Another highlight for me was the trip back to Iowa for my 50th class reunion.  After trying hard to make up my mind to go, I’m so glad I did.  It was a real treat to reconnect with friends made when we were young (and sometimes foolish).  Although, to be honest, it was that foolishness that made life so fun way back then!  A trip past the farm where I grew up gave me comfort in the fact that the land never changes.  Buildings don’t last, but the land remains.

When we were in Hawaii I became aware of how small the island seemed in comparison to the vast ocean that surrounded it, and just how far away we were from the US mainland.  For me it was the ultimate get-a-way.  But, I think if I stayed there more than a week to two, I would get a huge case of cabin fever.  However, our trip literally gave us once-in-a-lifetime experiences every day we were there.  It was made very special by being with our friends Oran and Bonnie who knew the island inside and out and were the perfect hosts for us first-timers.

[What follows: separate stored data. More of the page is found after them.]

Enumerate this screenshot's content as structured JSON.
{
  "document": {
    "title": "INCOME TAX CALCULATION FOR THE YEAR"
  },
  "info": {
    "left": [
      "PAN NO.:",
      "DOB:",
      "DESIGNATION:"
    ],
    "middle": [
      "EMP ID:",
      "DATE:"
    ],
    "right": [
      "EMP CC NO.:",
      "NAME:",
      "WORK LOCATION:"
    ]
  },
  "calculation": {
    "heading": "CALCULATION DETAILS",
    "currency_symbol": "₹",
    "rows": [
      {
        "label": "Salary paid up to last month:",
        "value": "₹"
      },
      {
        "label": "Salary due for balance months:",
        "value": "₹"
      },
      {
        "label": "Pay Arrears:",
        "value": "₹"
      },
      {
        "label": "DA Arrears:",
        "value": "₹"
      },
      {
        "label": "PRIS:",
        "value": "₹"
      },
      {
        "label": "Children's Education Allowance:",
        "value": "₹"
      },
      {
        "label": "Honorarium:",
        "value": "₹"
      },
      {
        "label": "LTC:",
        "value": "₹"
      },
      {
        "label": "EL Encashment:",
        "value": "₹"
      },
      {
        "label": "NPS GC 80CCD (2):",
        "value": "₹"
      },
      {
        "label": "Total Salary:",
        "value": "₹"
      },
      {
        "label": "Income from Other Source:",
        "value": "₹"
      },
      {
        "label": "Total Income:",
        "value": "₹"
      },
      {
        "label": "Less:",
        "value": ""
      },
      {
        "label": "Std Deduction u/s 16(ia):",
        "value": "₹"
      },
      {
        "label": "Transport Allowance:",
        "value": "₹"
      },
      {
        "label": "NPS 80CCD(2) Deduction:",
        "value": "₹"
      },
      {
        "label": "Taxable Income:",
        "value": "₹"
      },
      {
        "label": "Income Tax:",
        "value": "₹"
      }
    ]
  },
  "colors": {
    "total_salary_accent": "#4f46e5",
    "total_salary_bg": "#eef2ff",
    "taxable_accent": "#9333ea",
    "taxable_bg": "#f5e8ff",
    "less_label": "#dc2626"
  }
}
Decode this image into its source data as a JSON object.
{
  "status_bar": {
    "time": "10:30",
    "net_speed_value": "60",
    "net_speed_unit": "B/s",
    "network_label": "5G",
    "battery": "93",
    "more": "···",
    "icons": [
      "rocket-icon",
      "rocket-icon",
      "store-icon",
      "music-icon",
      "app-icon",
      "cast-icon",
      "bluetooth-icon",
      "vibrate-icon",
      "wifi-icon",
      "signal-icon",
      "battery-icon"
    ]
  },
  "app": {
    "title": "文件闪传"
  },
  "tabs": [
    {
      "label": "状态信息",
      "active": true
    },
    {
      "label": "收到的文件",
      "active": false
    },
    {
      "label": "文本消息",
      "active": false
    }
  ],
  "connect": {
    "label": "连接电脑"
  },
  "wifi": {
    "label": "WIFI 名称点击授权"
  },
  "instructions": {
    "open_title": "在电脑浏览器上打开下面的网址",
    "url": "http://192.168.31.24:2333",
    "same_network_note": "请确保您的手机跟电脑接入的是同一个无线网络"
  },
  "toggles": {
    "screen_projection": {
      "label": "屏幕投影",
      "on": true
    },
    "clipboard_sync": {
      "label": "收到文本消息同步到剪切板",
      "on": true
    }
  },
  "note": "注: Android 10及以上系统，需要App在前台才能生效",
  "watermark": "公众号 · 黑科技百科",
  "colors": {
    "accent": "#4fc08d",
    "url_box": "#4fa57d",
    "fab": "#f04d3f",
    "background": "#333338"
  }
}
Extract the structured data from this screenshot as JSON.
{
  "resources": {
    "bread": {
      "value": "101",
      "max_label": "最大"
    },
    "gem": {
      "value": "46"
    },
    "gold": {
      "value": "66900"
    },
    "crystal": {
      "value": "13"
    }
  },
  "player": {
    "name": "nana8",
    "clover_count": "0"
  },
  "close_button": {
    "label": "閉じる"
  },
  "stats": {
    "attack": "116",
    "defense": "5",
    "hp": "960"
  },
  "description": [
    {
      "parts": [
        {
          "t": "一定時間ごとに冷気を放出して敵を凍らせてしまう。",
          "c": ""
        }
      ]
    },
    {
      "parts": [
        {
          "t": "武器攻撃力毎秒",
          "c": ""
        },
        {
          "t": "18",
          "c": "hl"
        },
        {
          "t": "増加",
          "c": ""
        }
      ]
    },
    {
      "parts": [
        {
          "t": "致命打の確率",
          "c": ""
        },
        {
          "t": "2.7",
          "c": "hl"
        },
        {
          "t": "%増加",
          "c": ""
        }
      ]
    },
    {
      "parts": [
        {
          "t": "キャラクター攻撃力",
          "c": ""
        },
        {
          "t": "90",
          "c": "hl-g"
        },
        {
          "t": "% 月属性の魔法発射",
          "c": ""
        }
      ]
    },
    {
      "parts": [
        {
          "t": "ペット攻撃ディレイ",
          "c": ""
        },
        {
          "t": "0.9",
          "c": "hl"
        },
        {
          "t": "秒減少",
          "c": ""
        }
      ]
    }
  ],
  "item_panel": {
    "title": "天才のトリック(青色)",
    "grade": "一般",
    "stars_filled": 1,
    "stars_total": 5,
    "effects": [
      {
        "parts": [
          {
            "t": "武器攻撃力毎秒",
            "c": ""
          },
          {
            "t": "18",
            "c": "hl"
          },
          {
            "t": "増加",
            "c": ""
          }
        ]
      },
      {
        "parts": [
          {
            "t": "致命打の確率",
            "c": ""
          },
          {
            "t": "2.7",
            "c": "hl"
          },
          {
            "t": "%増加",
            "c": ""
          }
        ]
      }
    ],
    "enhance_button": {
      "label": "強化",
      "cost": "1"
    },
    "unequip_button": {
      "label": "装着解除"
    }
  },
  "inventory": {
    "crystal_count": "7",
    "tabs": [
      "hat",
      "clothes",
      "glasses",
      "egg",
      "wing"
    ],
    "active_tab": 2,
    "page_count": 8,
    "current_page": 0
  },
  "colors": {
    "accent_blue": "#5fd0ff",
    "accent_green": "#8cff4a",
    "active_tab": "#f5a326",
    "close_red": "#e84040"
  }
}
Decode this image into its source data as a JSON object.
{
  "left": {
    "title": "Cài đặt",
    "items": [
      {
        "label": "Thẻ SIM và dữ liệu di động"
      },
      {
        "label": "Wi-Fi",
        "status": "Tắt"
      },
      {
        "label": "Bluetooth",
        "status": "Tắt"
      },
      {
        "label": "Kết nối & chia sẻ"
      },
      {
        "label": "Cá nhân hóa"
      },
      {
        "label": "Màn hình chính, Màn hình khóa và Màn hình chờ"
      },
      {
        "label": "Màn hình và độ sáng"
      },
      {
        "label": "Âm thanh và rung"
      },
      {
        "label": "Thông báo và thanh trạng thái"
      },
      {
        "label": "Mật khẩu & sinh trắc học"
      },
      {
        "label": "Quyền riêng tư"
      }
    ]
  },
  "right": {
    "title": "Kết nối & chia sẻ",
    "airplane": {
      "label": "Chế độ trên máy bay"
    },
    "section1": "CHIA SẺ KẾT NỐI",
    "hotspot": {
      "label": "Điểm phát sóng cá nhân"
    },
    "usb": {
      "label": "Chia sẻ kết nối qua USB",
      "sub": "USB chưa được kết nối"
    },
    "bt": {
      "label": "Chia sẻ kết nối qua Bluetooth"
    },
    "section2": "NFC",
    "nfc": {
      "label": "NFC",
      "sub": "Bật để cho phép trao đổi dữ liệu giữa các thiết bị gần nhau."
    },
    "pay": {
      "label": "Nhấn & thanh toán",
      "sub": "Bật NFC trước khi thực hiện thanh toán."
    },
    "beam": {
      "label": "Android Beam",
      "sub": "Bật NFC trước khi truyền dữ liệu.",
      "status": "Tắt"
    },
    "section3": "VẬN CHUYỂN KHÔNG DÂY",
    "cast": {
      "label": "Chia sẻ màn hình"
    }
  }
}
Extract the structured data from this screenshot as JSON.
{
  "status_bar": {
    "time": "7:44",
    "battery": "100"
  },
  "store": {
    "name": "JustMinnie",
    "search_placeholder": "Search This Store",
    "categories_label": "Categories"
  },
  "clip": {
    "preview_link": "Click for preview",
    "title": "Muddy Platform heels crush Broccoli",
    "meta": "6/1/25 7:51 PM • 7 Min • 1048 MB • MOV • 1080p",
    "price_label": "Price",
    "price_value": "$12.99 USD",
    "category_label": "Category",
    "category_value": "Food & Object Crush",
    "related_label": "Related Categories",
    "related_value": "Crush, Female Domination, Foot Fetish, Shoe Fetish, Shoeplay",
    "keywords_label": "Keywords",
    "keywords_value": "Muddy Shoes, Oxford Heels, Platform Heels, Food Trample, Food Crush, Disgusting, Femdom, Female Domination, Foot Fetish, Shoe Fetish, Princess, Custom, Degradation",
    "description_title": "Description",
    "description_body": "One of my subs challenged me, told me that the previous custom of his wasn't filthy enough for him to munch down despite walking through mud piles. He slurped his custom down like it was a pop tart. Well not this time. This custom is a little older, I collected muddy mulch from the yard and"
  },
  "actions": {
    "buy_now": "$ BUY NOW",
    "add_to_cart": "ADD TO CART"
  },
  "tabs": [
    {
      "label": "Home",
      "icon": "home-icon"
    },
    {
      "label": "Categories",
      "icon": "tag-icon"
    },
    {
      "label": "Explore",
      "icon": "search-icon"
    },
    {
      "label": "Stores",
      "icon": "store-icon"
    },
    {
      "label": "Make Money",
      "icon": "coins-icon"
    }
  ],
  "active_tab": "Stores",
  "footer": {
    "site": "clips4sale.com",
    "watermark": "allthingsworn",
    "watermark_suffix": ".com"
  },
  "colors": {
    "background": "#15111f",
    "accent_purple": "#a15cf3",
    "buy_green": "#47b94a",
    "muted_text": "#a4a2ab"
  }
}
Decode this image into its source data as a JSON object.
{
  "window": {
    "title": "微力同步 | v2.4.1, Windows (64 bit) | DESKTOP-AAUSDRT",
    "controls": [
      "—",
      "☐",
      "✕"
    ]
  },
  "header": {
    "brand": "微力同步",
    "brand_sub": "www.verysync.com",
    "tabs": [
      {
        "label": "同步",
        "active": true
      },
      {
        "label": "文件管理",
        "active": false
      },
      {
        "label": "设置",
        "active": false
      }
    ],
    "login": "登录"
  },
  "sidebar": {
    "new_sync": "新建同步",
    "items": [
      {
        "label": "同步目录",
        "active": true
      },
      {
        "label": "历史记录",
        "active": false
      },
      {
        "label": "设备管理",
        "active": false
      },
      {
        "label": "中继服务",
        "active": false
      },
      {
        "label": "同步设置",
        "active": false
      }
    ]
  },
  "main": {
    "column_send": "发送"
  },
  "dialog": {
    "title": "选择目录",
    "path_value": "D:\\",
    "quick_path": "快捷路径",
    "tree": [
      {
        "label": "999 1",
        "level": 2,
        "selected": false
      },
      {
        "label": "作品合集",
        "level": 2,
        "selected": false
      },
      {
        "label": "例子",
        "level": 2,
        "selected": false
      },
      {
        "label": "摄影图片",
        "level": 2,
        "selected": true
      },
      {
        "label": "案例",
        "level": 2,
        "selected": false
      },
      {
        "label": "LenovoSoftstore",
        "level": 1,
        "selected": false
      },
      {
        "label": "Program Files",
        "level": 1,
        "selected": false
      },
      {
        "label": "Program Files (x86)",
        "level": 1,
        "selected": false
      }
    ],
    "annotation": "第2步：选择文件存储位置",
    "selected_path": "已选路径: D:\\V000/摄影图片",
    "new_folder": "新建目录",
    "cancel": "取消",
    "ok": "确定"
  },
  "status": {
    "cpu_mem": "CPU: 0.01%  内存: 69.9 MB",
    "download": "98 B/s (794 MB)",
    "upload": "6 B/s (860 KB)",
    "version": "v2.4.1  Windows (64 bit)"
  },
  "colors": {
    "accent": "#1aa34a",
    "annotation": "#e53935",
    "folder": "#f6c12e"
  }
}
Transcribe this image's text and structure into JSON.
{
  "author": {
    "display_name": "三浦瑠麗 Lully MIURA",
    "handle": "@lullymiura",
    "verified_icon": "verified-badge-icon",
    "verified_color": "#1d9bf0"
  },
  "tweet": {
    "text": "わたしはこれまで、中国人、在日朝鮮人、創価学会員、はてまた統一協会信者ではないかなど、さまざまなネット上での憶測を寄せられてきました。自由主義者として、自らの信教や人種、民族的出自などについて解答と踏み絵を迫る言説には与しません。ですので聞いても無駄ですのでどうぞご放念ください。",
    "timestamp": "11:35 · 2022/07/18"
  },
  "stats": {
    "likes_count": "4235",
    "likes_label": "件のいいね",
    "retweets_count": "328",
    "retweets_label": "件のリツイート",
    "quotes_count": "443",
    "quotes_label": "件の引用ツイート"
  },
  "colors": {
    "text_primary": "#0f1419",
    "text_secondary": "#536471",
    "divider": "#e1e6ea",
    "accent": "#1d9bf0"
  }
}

I’m doing much more gardening here on Whidbey than I did when living in NJ because the summer weather is so mild.  I couldn’t bear working outside in the heat and humidity we suffered back East.  My plan is to have an abundance of blossoms outside and enough left over for cut flowers inside.  I have a long way to go before that becomes a reality.

And, I still have my love of reading to keep me company day in and day out.  I do miss my book club back in NJ where I was a member for almost 30 years.  Finding a replacement here on Whidbey should be my New Years Resolution.